Sen. Richard Burr is asserting himself.
The North Carolina Republican, well-liked by most but occasionally criticized for lacking a killer instinct, intends to quell the doubters. Burr joined the open Whip race last month, challenging a candidate deemed an overwhelming favorite. And until that contest heats up, he is preparing an ambitious legislative agenda that includes the introduction of a blueprint to overhaul Medicare.
Burr, the Chief Deputy Whip under retiring Senate Minority Whip Jon Kyl (Ariz.), discussed his decision to seek the No. 2 Republican leadership post on Wednesday during a 30-minute interview with Roll Call. North Carolina's senior Senator entered the contest against National Republican Senatorial Committee Chairman John Cornyn (Texas) just days after Conference Chairman Lamar Alexander (Tenn.) dropped out, raising some eyebrows in the process.
"I've been doing it for a while. I feel I can be very effective in that role," Burr said of whipping.
But it takes more than counting votes to become Whip, and the North Carolinian's political strength can be found in the relationships he has fostered and cultivated over 10 years in the House and now seven years in the Senate.
Burr has developed close, personal ties to influential GOP Members, including Speaker John Boehner (Ohio), and with an ideological cross section of the Senate Republican Conference. That factor could work in his favor in any head-to-head matchup against Cornyn, whose leadership of the NRSC has been universally lauded.
The Texan in 2010 led the Republicans back from the brink of irrelevance, presiding over a seven-seat gain in an election year that was initially forecast as another uphill battle for the GOP. But in 2012, he may lead the GOP into the majority. Burr acknowledged he is the underdog in the race, but he described his wealth of relationships and connections to a new generation of Republican Senators as a potential edge.
"John deserves a lot of credit for '10 and what I think will be the success of '12. But what the Senatorial committee did was the coordinated support of all the Membership," Burr said. "There are certainly Members who are going to be influenced by the help that the Senatorial Committee provided. But I don't think that that's necessarily overshadowed by the individual support that those Members have gotten from a host of people in the Senate. It's just hard to weigh that until you go down and sit and talk to them."
"I look at leadership elections in a very simple way," Burr continued. "I will sit down with every Member of the Republican Conference, I'll ask them for their support, I'll know when I leave if I'm in the game or not. My only hope is that every Member will allow that opportunity to happen."
Burr, 55, acknowledged that his 2010 re-election victory liberated him to more aggressively pursue policy and political goals.

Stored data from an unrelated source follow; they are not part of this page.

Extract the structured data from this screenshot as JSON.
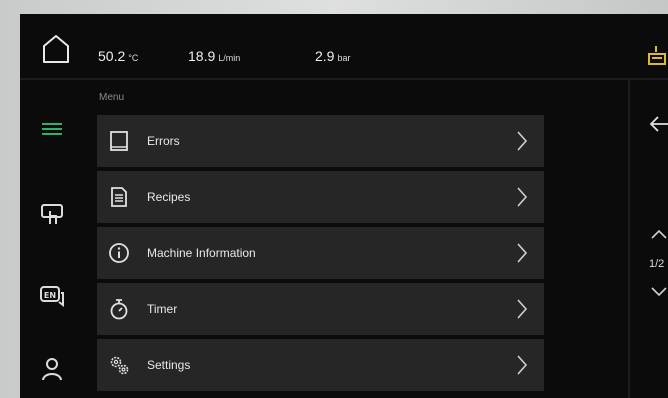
{
  "topbar": {
    "temperature": {
      "value": "50.2",
      "unit": "°C"
    },
    "flow": {
      "value": "18.9",
      "unit": "L/min"
    },
    "pressure": {
      "value": "2.9",
      "unit": "bar"
    }
  },
  "colors": {
    "accent_green": "#2fb36b",
    "alarm_yellow": "#e0b82c",
    "menu_item_bg": "#262626",
    "screen_bg": "#0b0b0b"
  },
  "sidebar": {
    "items": [
      {
        "icon": "hamburger-menu-icon",
        "active": true
      },
      {
        "icon": "touch-screen-icon"
      },
      {
        "icon": "language-en-icon",
        "badge": "EN"
      },
      {
        "icon": "user-icon"
      }
    ]
  },
  "menu": {
    "heading": "Menu",
    "items": [
      {
        "label": "Errors",
        "icon": "book-icon"
      },
      {
        "label": "Recipes",
        "icon": "document-icon"
      },
      {
        "label": "Machine Information",
        "icon": "info-icon"
      },
      {
        "label": "Timer",
        "icon": "stopwatch-icon"
      },
      {
        "label": "Settings",
        "icon": "gears-icon"
      }
    ]
  },
  "pager": {
    "label": "1/2"
  }
}
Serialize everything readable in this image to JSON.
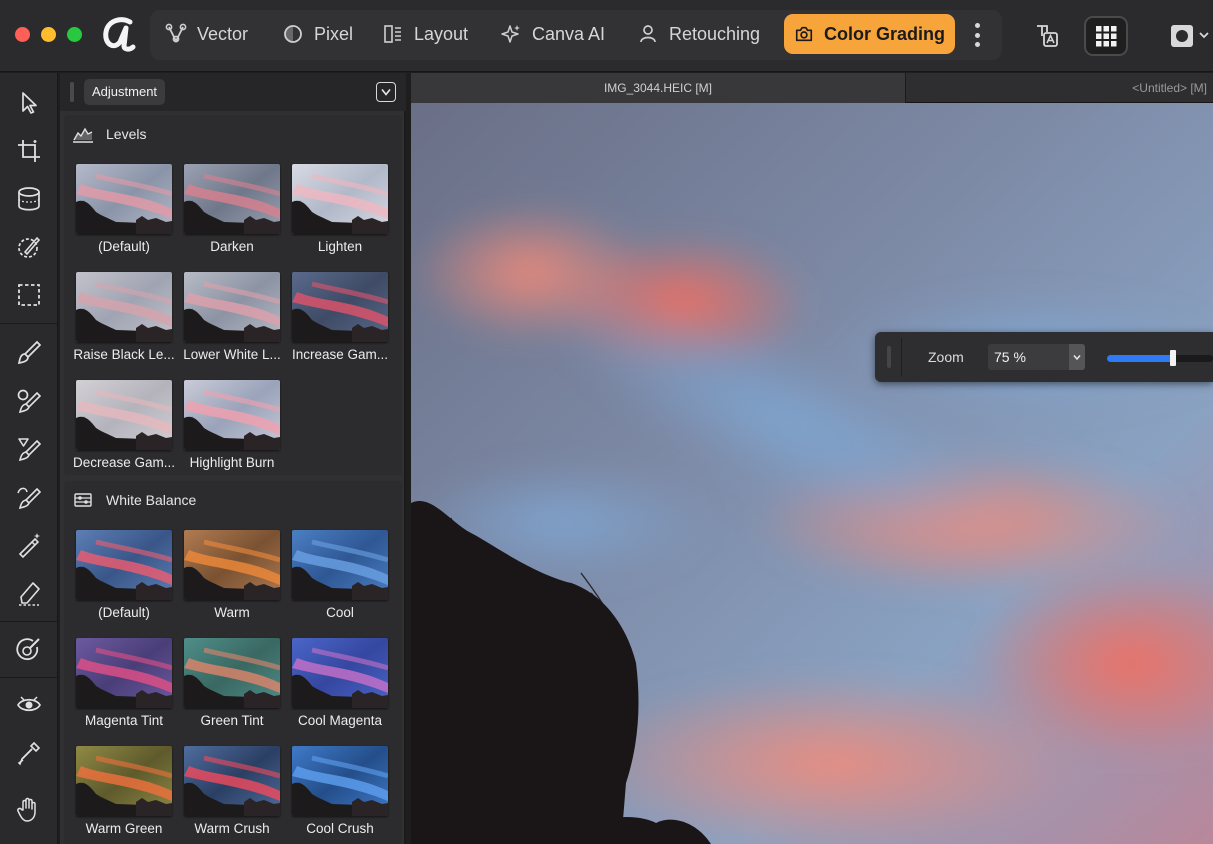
{
  "app": {
    "personas": [
      {
        "label": "Vector",
        "icon": "vector-persona-icon"
      },
      {
        "label": "Pixel",
        "icon": "pixel-persona-icon"
      },
      {
        "label": "Layout",
        "icon": "layout-persona-icon"
      },
      {
        "label": "Canva AI",
        "icon": "sparkle-icon"
      },
      {
        "label": "Retouching",
        "icon": "person-icon"
      },
      {
        "label": "Color Grading",
        "icon": "camera-icon",
        "active": true
      }
    ],
    "accent_color": "#f7a43b"
  },
  "panel": {
    "tab_label": "Adjustment",
    "sections": [
      {
        "title": "Levels",
        "presets": [
          "(Default)",
          "Darken",
          "Lighten",
          "Raise Black Le...",
          "Lower White L...",
          "Increase Gam...",
          "Decrease Gam...",
          "Highlight Burn"
        ]
      },
      {
        "title": "White Balance",
        "presets": [
          "(Default)",
          "Warm",
          "Cool",
          "Magenta Tint",
          "Green Tint",
          "Cool Magenta",
          "Warm Green",
          "Warm Crush",
          "Cool Crush"
        ]
      }
    ]
  },
  "documents": {
    "tabs": [
      "IMG_3044.HEIC [M]",
      "<Untitled> [M]"
    ]
  },
  "zoom": {
    "label": "Zoom",
    "value": "75 %",
    "slider_fraction": 0.62,
    "slider_color": "#2f7bf5"
  }
}
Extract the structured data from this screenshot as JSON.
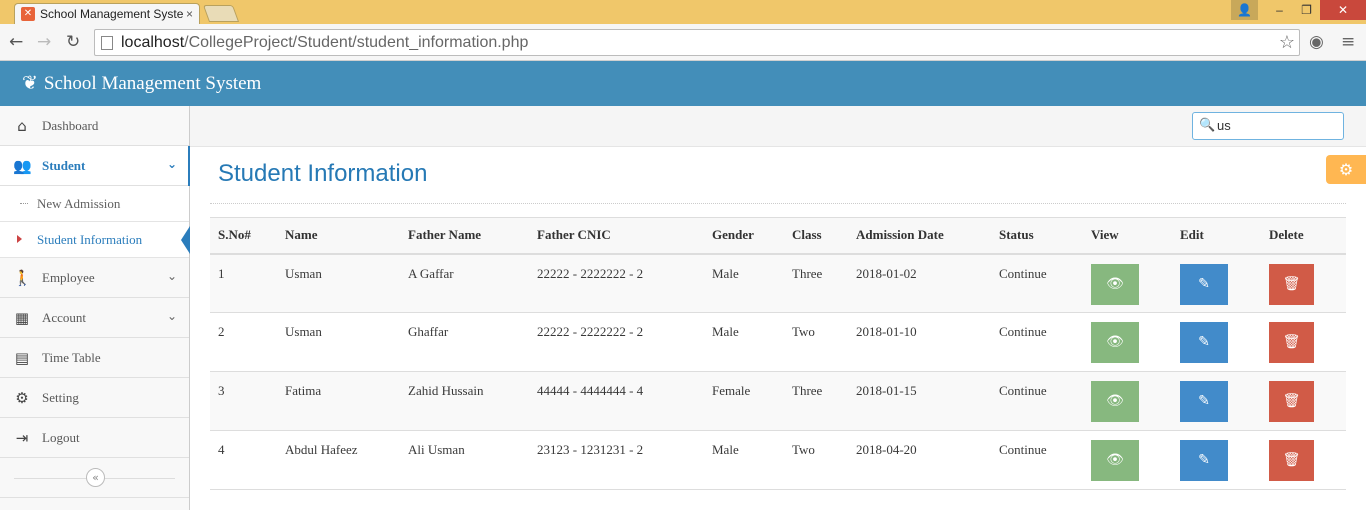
{
  "browser": {
    "tab_title": "School Management Syste",
    "tab_close": "×",
    "url_host": "localhost",
    "url_path": "/CollegeProject/Student/student_information.php"
  },
  "app": {
    "brand": "School Management System"
  },
  "sidebar": {
    "items": [
      {
        "label": "Dashboard",
        "icon": "home-icon"
      },
      {
        "label": "Student",
        "icon": "users-icon",
        "active": true
      },
      {
        "label": "Employee",
        "icon": "employee-icon"
      },
      {
        "label": "Account",
        "icon": "calculator-icon"
      },
      {
        "label": "Time Table",
        "icon": "calendar-icon"
      },
      {
        "label": "Setting",
        "icon": "cog-icon"
      },
      {
        "label": "Logout",
        "icon": "logout-icon"
      }
    ],
    "student_sub": [
      {
        "label": "New Admission"
      },
      {
        "label": "Student Information",
        "current": true
      }
    ]
  },
  "search": {
    "value": "us"
  },
  "page": {
    "title": "Student Information"
  },
  "table": {
    "columns": [
      "S.No#",
      "Name",
      "Father Name",
      "Father CNIC",
      "Gender",
      "Class",
      "Admission Date",
      "Status",
      "View",
      "Edit",
      "Delete"
    ],
    "rows": [
      {
        "sno": "1",
        "name": "Usman",
        "father": "A Gaffar",
        "cnic": "22222 - 2222222 - 2",
        "gender": "Male",
        "class": "Three",
        "date": "2018-01-02",
        "status": "Continue"
      },
      {
        "sno": "2",
        "name": "Usman",
        "father": "Ghaffar",
        "cnic": "22222 - 2222222 - 2",
        "gender": "Male",
        "class": "Two",
        "date": "2018-01-10",
        "status": "Continue"
      },
      {
        "sno": "3",
        "name": "Fatima",
        "father": "Zahid Hussain",
        "cnic": "44444 - 4444444 - 4",
        "gender": "Female",
        "class": "Three",
        "date": "2018-01-15",
        "status": "Continue"
      },
      {
        "sno": "4",
        "name": "Abdul Hafeez",
        "father": "Ali Usman",
        "cnic": "23123 - 1231231 - 2",
        "gender": "Male",
        "class": "Two",
        "date": "2018-04-20",
        "status": "Continue"
      }
    ]
  },
  "colors": {
    "header": "#438eb9",
    "accent": "#2b7dbc",
    "view": "#87b87f",
    "edit": "#428bca",
    "delete": "#d15b47",
    "settings": "#ffb752"
  }
}
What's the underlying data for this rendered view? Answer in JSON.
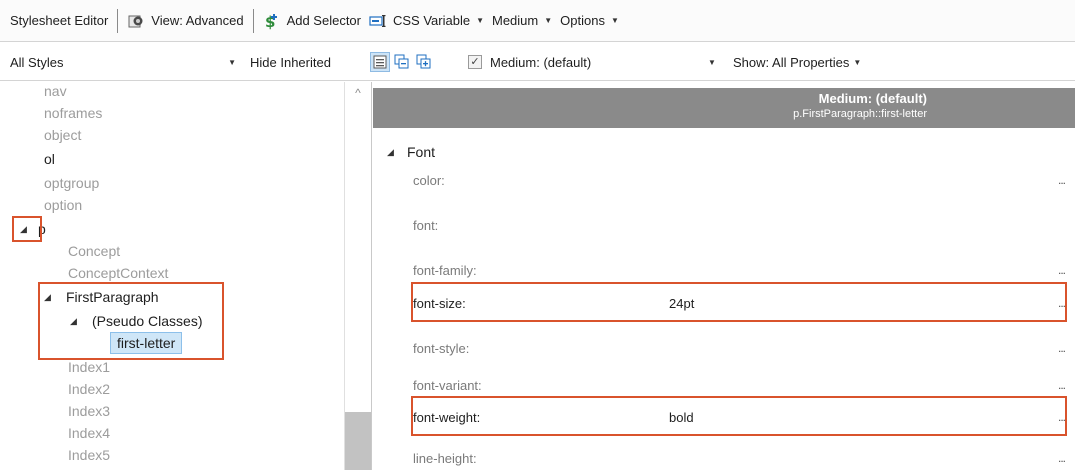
{
  "toolbar": {
    "title": "Stylesheet Editor",
    "view_label": "View: Advanced",
    "add_selector_label": "Add Selector",
    "css_variable_label": "CSS Variable",
    "medium_label": "Medium",
    "options_label": "Options"
  },
  "filterbar": {
    "styles_select_value": "All Styles",
    "hide_inherited_label": "Hide Inherited",
    "medium_checkbox_label": "Medium: (default)",
    "show_select_value": "Show: All Properties"
  },
  "tree": {
    "nodes": [
      {
        "label": "nav"
      },
      {
        "label": "noframes"
      },
      {
        "label": "object"
      },
      {
        "label": "ol"
      },
      {
        "label": "optgroup"
      },
      {
        "label": "option"
      },
      {
        "label": "p"
      },
      {
        "label": "Concept"
      },
      {
        "label": "ConceptContext"
      },
      {
        "label": "FirstParagraph"
      },
      {
        "label": "(Pseudo Classes)"
      },
      {
        "label": "first-letter"
      },
      {
        "label": "Index1"
      },
      {
        "label": "Index2"
      },
      {
        "label": "Index3"
      },
      {
        "label": "Index4"
      },
      {
        "label": "Index5"
      }
    ]
  },
  "properties": {
    "header_title": "Medium: (default)",
    "header_selector": "p.FirstParagraph::first-letter",
    "section_label": "Font",
    "rows": [
      {
        "name": "color:",
        "value": ""
      },
      {
        "name": "font:",
        "value": ""
      },
      {
        "name": "font-family:",
        "value": ""
      },
      {
        "name": "font-size:",
        "value": "24pt"
      },
      {
        "name": "font-style:",
        "value": ""
      },
      {
        "name": "font-variant:",
        "value": ""
      },
      {
        "name": "font-weight:",
        "value": "bold"
      },
      {
        "name": "line-height:",
        "value": ""
      }
    ],
    "ellipsis": "..."
  },
  "colors": {
    "highlight_box": "#d9532c",
    "selection": "#cfe6f7",
    "header_bg": "#8a8a8a"
  }
}
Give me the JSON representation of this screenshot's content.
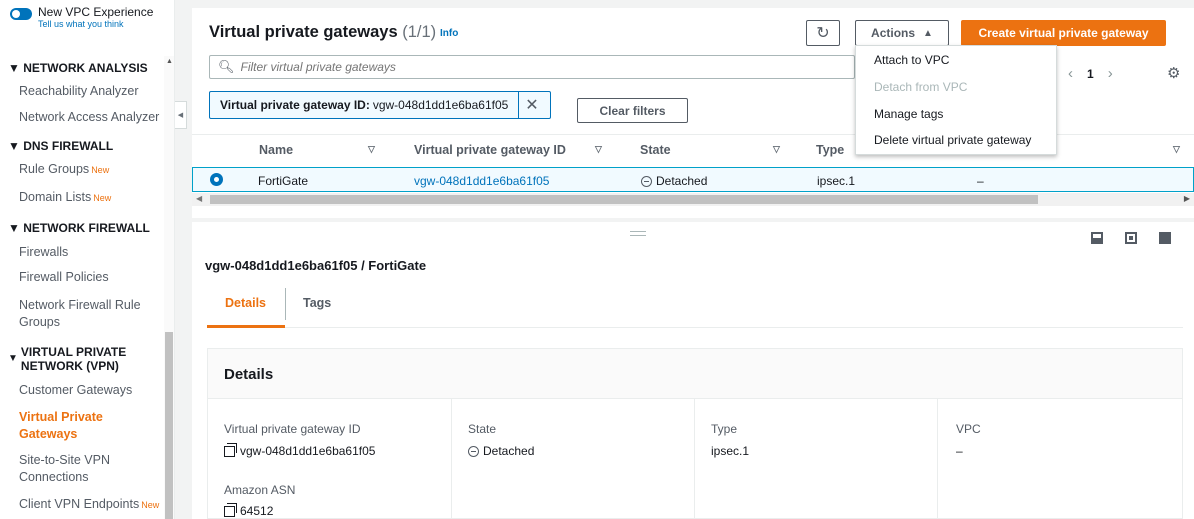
{
  "sidebar": {
    "toggle_label": "New VPC Experience",
    "toggle_sub": "Tell us what you think",
    "sections": [
      {
        "title": "NETWORK ANALYSIS",
        "items": [
          {
            "label": "Reachability Analyzer"
          },
          {
            "label": "Network Access Analyzer"
          }
        ]
      },
      {
        "title": "DNS FIREWALL",
        "items": [
          {
            "label": "Rule Groups",
            "badge": "New"
          },
          {
            "label": "Domain Lists",
            "badge": "New"
          }
        ]
      },
      {
        "title": "NETWORK FIREWALL",
        "items": [
          {
            "label": "Firewalls"
          },
          {
            "label": "Firewall Policies"
          },
          {
            "label_line1": "Network Firewall Rule",
            "label_line2": "Groups"
          }
        ]
      },
      {
        "title_line1": "VIRTUAL PRIVATE",
        "title_line2": "NETWORK (VPN)",
        "items": [
          {
            "label": "Customer Gateways"
          },
          {
            "label_line1": "Virtual Private",
            "label_line2": "Gateways",
            "active": true
          },
          {
            "label_line1": "Site-to-Site VPN",
            "label_line2": "Connections"
          },
          {
            "label": "Client VPN Endpoints",
            "badge": "New"
          }
        ]
      }
    ]
  },
  "header": {
    "title": "Virtual private gateways",
    "count": "(1/1)",
    "info": "Info",
    "actions_label": "Actions",
    "create_label": "Create virtual private gateway"
  },
  "search": {
    "placeholder": "Filter virtual private gateways"
  },
  "filter": {
    "label": "Virtual private gateway ID:",
    "value": "vgw-048d1dd1e6ba61f05"
  },
  "clear_filters": "Clear filters",
  "pagination": {
    "page": "1"
  },
  "actions_menu": [
    {
      "label": "Attach to VPC",
      "disabled": false
    },
    {
      "label": "Detach from VPC",
      "disabled": true
    },
    {
      "label": "Manage tags",
      "disabled": false
    },
    {
      "label": "Delete virtual private gateway",
      "disabled": false
    }
  ],
  "table": {
    "columns": [
      "Name",
      "Virtual private gateway ID",
      "State",
      "Type"
    ],
    "rows": [
      {
        "name": "FortiGate",
        "id": "vgw-048d1dd1e6ba61f05",
        "state": "Detached",
        "type": "ipsec.1",
        "extra": "–",
        "selected": true
      }
    ]
  },
  "split": {
    "title": "vgw-048d1dd1e6ba61f05 / FortiGate",
    "tabs": [
      "Details",
      "Tags"
    ],
    "details_heading": "Details",
    "fields": {
      "vgw_id_label": "Virtual private gateway ID",
      "vgw_id": "vgw-048d1dd1e6ba61f05",
      "asn_label": "Amazon ASN",
      "asn": "64512",
      "state_label": "State",
      "state": "Detached",
      "type_label": "Type",
      "type": "ipsec.1",
      "vpc_label": "VPC",
      "vpc": "–"
    }
  },
  "colors": {
    "accent": "#ec7211",
    "link": "#0073bb"
  }
}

His immediate goals are legislative, and they include a few bipartisan initiatives, including bills with Sens. Tom Harkin (D-Iowa), Bob Casey (D-Pa.) and Mike Enzi (R-Wyo.), to reauthorize a program that protects against biological and chemical weapons attacks, and an energy reform package with Sen. Bob Menendez (D-N.J.). He also has his Medicare reform plan, developed jointly with Sen. Tom Coburn (R-Okla.).
Burr serves as ranking member on Veterans' Affairs and earlier this year snagged a coveted spot on the Finance Committee when Sen. John Ensign (R-Nev.) resigned. Burr happily relinquished a more senior position on Energy and Natural Resources to accept the appointment to Finance, a panel with broad jurisdiction and a prime spot from which to raise campaign funds.
One Republican lobbyist who closely monitors the Senate said Burr has the potential to move up in leadership, suggesting that he would make a good NRSC chairman and that that could be another way for him to ascend. "Burr is well-respected in the Conference as a serious policy guy. He is a highly personable guy," the lobbyist said. "He has also been working with Conference members for years as Kyl's chief deputy, so he is a known commodity."
Burr gives the Republican leadership team high marks for navigating a series of political minefields this year — among them the spring battle over a continuing resolution that was needed to prevent a government shutdown, the summer debate over the debt ceiling that went to the brink, and this fall's fight over jobs-related legislation. The Senator also credited the tea-party-inspired freshman class of 2010 for making the GOP Conference a more cohesive bunch.
The North Carolinian sees this group of conservative upstarts as his natural allies. But Burr additionally believes that his penchant for legislating and broad policy experience could make his brand of leadership attractive to veteran Republicans and those who veer more toward the party's establishment. Burr said the Whip position requires particular skills for which he's suited, citing his decade in the House as critical to his experience.
"The communication between leadership and our Members is absolutely crucial," Burr said. "Leadership has to reflect that generational makeup of the Members ... The friendships and associations that I have on both sides of the aisle, it's understanding that younger group — we're really driven by the same things, we're after the same things."